Base contractor’s new book a page - turner

Base contractor’s new book a page - turner

Stripes Japan

Gordon Campbell has been working on military installations in the Pacific for a long time. He’s now taken his experiences with him into storytelling in his first in series of novels, The Courier. Campbell describes the book as an espionage thriller with specific scenes depicting Yokota Air Base and Yokosuka Naval Base. The story is set in buildings and areas many stationed in Japan will be familiar with and the protagonist, Gregg Westwood, an unassuming businessman is hired by two intelligence agents as a courier unaware that the gig will lead him to an unknown world of violence and retribution.

Purchase your copy on Amazon or stay tuned to Stripes Pacific’s FB site. AFN for a chance to win a free copy.

Below learn more about the author and his journey to become a published novelist.

Q: Gordon, you mentioned you’ve worked overseas for two decades. What is your full-time job, and how long have you been in Japan?  
A: I’m the Regional Sales Manager for Rach Inc. We offer uniform and marketing solutions to US Government facilities in Asia and Europe. An example of our work would be the window graphics, logo mats, wall graphics, and uniforms used by the new Bayou Burgers, Po’Boys & Daquiris restaurant at Yokosuka’s Club Alliance.

*I spent nine months studying Japanese and working out at a Karate dojo in 1982 before returning to North America. A job was offered to me in Tokyo in 1985, and I thought it would be a two-year experience. I’m still living in Kawasaki.

Q: Which bases in Japan have you worked in/continue to work in?
A: I visit Yokota, Atsugi, Zama, Yokosuka, and The New Sanno regularly. We try to visit Sasebo, Iwakuni, Misawa, and the bases in Okinawa quarterly.

Q: How did you get into writing, and what made you decide to write a novel?
A: I’ve written and published short stories and essays and have been blogging for several years. Writing a novel has always been one of my dreams, and it finally became a priority. The Courier’s development and multiple rewrites spanned over three years.

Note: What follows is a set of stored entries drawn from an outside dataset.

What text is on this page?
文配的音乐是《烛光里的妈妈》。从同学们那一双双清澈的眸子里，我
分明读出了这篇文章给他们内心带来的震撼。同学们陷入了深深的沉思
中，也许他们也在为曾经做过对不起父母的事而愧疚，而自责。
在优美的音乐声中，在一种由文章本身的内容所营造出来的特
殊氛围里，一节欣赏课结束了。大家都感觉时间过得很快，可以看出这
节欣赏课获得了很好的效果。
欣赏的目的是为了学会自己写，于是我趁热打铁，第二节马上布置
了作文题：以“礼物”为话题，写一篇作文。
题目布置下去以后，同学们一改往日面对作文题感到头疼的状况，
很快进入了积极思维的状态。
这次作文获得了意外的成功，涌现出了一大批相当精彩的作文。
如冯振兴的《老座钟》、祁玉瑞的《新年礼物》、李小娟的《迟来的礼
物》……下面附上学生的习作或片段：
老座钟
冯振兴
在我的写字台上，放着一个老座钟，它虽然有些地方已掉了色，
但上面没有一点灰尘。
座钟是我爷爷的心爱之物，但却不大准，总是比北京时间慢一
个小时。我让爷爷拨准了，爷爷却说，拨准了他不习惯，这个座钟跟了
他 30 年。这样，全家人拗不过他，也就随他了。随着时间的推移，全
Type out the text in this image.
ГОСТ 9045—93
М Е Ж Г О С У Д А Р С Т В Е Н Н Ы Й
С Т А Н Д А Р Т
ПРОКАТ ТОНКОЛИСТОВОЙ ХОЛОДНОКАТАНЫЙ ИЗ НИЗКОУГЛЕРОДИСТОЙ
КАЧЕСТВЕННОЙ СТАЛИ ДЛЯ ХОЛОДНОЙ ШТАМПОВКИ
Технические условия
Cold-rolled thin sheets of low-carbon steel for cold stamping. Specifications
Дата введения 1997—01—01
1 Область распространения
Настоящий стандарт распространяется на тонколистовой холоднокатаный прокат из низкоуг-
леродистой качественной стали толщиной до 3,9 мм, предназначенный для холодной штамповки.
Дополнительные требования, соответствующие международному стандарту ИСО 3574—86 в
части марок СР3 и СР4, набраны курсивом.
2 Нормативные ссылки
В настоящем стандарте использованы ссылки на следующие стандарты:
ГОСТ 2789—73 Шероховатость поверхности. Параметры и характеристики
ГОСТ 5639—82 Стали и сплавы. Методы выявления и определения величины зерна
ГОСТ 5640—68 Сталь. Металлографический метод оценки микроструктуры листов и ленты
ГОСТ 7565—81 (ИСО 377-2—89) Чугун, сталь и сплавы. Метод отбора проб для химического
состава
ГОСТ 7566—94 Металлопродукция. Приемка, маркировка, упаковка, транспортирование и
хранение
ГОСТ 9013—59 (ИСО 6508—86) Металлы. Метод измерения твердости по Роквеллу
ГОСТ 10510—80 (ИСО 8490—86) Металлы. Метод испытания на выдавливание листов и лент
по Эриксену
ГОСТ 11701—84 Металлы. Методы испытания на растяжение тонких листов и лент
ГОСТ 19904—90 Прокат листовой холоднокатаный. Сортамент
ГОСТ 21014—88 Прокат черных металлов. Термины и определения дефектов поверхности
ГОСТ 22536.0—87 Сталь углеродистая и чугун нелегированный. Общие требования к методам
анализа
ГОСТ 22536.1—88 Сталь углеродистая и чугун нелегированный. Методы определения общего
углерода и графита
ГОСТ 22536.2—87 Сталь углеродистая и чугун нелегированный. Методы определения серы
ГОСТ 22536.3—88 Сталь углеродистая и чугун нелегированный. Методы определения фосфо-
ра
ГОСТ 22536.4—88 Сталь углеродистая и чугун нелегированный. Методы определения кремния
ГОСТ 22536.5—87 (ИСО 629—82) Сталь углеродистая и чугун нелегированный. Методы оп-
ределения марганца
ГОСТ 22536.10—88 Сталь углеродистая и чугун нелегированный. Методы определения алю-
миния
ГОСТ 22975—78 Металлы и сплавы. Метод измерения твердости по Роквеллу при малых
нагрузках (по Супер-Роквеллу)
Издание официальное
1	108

Q: How many books have you written and how many are published?
A: The Courier is my first novel, and the second part of the Gregg Westwood Series is under development. You can purchase The Courier on Amazon in both E-Book and printed format. We release an audio version in November.

Q: How did you choose your subject for this, and why did you set it in Yokosuka and Yokota?
A: I asked myself what would happen if a salesman without military training entered into a dangerous situation unfamiliar to anything in his world. Could he stand up, perservere, and protect his people?

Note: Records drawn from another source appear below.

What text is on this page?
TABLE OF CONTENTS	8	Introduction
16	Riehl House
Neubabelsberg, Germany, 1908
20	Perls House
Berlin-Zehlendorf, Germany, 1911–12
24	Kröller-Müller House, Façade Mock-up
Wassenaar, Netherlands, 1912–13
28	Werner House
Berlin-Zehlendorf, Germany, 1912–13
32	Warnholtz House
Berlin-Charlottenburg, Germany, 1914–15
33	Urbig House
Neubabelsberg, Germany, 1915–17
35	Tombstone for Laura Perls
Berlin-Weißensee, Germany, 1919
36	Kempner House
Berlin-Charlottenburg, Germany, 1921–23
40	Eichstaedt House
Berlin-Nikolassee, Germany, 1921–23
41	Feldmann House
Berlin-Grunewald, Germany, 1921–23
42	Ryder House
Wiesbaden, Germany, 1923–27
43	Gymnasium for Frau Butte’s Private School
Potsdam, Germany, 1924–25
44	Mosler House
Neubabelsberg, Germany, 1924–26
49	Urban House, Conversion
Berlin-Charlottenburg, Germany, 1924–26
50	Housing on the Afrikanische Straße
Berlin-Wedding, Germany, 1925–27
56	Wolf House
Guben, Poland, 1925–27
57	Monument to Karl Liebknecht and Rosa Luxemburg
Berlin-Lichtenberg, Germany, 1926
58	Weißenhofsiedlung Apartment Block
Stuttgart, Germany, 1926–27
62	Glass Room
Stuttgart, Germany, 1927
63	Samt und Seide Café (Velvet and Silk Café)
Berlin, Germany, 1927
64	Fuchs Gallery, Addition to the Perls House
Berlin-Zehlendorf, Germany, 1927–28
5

Spoiler alert: The novel moves around Tokyo, Yokohama, Miura, Kawasaki, touches in Kyushu, and explodes through Bangkok. I’ve visited these places and feel the descriptions will come across as authentic. The Yokota Officers’ Club Samurai Lounge appealed to me as an excellent place to launch the story.

Q: How do you think (besides in the setting) do you think this resonates with the military community and what do you want readers in the military to take away from it? What about the non-military community?
A: The reaction to the book will depend on reading tastes of both the military and non-military community. The Courier is a thriller novel with military, revenge, espionage, and conspiracy aspects. It might appeal to readers of Lee Child, Jack Carr, Ben Coes, and Mark Greaney.

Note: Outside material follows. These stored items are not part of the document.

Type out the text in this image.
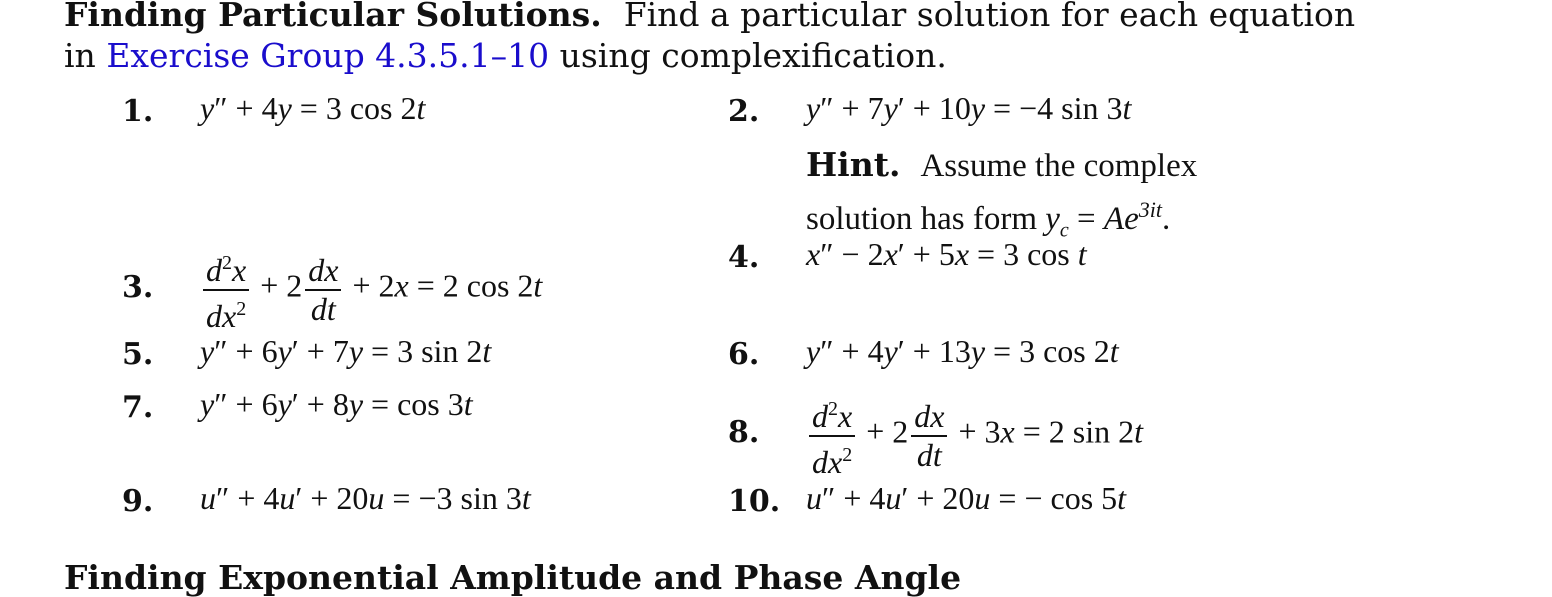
Finding Particular Solutions. Find a particular solution for each equation in Exercise Group 4.3.5.1–10 using complexification.
1. y″ + 4y = 3 cos 2t	2. y″ + 7y′ + 10y = −4 sin 3t
Hint. Assume the complex
solution has form $y_c = Ae^{3it}$.
3. $\frac{d^2x}{dx^2} + 2 \frac{dx}{dt} + 2x = 2$ cos 2t
4. x″ − 2x′ + 5x = 3 cos t
5. y″ + 6y′ + 7y = 3 sin 2t	6. y″ + 4y′ + 13y = 3 cos 2t
7. y″ + 6y′ + 8y = cos 3t
8. $\frac{d^2x}{dx^2} + 2 \frac{dx}{dt} + 3x = 2$ sin 2t
9. u″ + 4u′ + 20u = −3 sin 3t	10. u″ + 4u′ + 20u = − cos 5t
Finding Exponential Amplitude and Phase Angle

Q: What were the challenges of getting a book published overseas? What advice do you have for other writers in the overseas military community?
A: There are incredible resources available to “indie authors” allowing the production of a professional quality product. A smart looking cover, excellent editors, and expert formatting technicians can be hired to groom your novel. I’d be sure to invest in these services before offering work to a first novel competition or exposing your art to professional and amateur critics.

Q: Besides working on bases in Asia, what is your military connection? Did you serve?
A: I was born in Canada and did not serve in the U.S. military. My friends, who are U.S. military veterans, offered a lot of support to add accuracy to the novel.

Q: What’s next in your writing career?
A: Book two in the Gregg Westwood Series will be released next year. It starts where The Courier left off.